Les gouttes d’eau de Montréal sous la loupe des chercheurs
Collaboration spéciale

Ce texte fait partie du cahier spécial Recherche
On parle beaucoup du réchauffement global de la planète, mais connaît-on les effets de notre environnement local sur le climat ? À l’UQAM, une équipe de chercheurs lance un nouveau projet de recherche participative, dénommé Collect’O. En installant 100 collecteurs d’échantillons de précipitations dans le Grand Montréal pendant un an, elle cherche à mieux comprendre les effets de la ville sur les ressources en eau. Les citoyens sont invités à participer à la collecte d’échantillons.
« Montréal est le meilleur terrain dans l’est du Canada pour comprendre l’impact du milieu urbain sur les schémas de précipitations », lance Florent Barbecot, professeur au Département des sciences de la Terre et de l’atmosphère de l’UQAM et titulaire de la Chaire de recherche en hydrogéologie urbaine. Il ne cache pas son enthousiasme pour le projet de recherche qu’il coordonne avec la doctorante en sciences de la Terre et de l’atmosphère Cécile Carton. Après avoir comparé différentes villes de l’est du pays, la doctorante a démontré que Montréal est la plus touchée par les modifications de précipitations (pluie, grêle, verglas et neige).
« Des études ont supposé que les principales répercussions de la ville sur les précipitations seraient liées aux îlots de chaleur, aux activités humaines (émissions de vapeur d’eau et d’aérosols) et à la morphologie de la ville, par exemple la forme et la densité des bâtiments », explique Cécile Carton. L’étude, financée par le Conseil de recherches en sciences naturelles et en génie du Canada (CRSNG) et le centre interuniversitaire de recherche Geotop, permettra d’affiner la compréhension de ces phénomènes. « Nous nous attendons à ce que ces facteurs soient en compétition, mais nous ne connaissons pas encore le poids de chacun, faute de disposer de mesures adéquates », explique Florent Barbecot.
La mémoire de l’eau
Pour mener à bien son étude, l’équipe de Collect’O dispose d’un outil précieux : un laboratoire de mesures isotopiques. « C’est un peu comme une baguette magique pour nous aider à lire des choses (évaporation, condensation…) qui ne se voient sur aucun autre traceur », décrit Florent Barbecot. En analysant les isotopes naturels de la molécule d’eau, on peut visualiser des différences infimes dans la masse des noyaux des atomes, ce qui fournit des informations importantes sur les conditions et les trajectoires des précipitations. « Les analyses isotopiques sont les seules à permettre de lire la mémoire de l’eau », résume le professeur.

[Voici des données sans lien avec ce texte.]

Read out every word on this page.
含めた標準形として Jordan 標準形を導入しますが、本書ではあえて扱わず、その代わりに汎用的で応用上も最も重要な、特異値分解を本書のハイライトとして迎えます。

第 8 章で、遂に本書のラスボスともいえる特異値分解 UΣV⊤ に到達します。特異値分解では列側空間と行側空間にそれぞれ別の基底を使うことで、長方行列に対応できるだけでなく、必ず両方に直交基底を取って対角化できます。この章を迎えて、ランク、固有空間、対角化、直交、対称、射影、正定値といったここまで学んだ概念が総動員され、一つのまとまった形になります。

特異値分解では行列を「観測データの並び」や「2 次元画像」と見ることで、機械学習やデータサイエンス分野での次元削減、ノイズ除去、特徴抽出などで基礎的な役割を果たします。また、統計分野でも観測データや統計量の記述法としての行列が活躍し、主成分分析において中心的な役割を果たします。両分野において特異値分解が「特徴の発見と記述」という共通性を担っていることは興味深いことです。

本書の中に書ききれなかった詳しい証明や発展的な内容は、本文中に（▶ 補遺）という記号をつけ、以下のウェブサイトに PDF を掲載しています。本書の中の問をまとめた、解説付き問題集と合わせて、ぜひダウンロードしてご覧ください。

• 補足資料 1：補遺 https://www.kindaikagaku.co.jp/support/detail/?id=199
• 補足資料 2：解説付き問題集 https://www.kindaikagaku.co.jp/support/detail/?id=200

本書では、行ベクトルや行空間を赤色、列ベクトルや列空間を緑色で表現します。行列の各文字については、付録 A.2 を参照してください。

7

L’outil est utilisé depuis plus de 50 ans pour travailler sur le cycle de l’eau, mais les chercheurs n’ont pas accès facilement à des échantillons, ce qui limite les études. « En [nous] appuyant sur une participation collective, nous disposerons d’échantillons sur l’ensemble de l’agglomération de Montréal, à une échelle inédite pour ce type d’approche ! » se réjouit Florent Barbecot.
Un projet participatif et didactique
Vingt-sept premiers collecteurs ont déjà été mis en place par des volontaires du réseau de l’Université et des organismes partenaires. Pour mener à bien sa recherche, Collect’O a besoin d’installer plus de collecteurs (de la dimension d’une cabane à oiseaux), en particulier dans les environs de Montréal. Tout citoyen est invité à participer en se portant candidat sur le site Web du projet. « Il faut avoir un terrain dégagé, loin des arbres ou immeubles qui peuvent influencer les précipitations », demande Cécile Carton. Idéalement, les volontaires doivent pouvoir rapporter leurs échantillons à l’UQAM.
Les participants sont informés par l’équipe de recherche au fil de l’eau. « Il y a un aspect didactique dans notre approche. En lançant notre première campagne, nous avons expliqué aux participants la dynamique de l’élément pluvieux, et nous leur transmettons les résultats pour les impliquer dans notre démarche de compréhension », explique Florent Barbecot.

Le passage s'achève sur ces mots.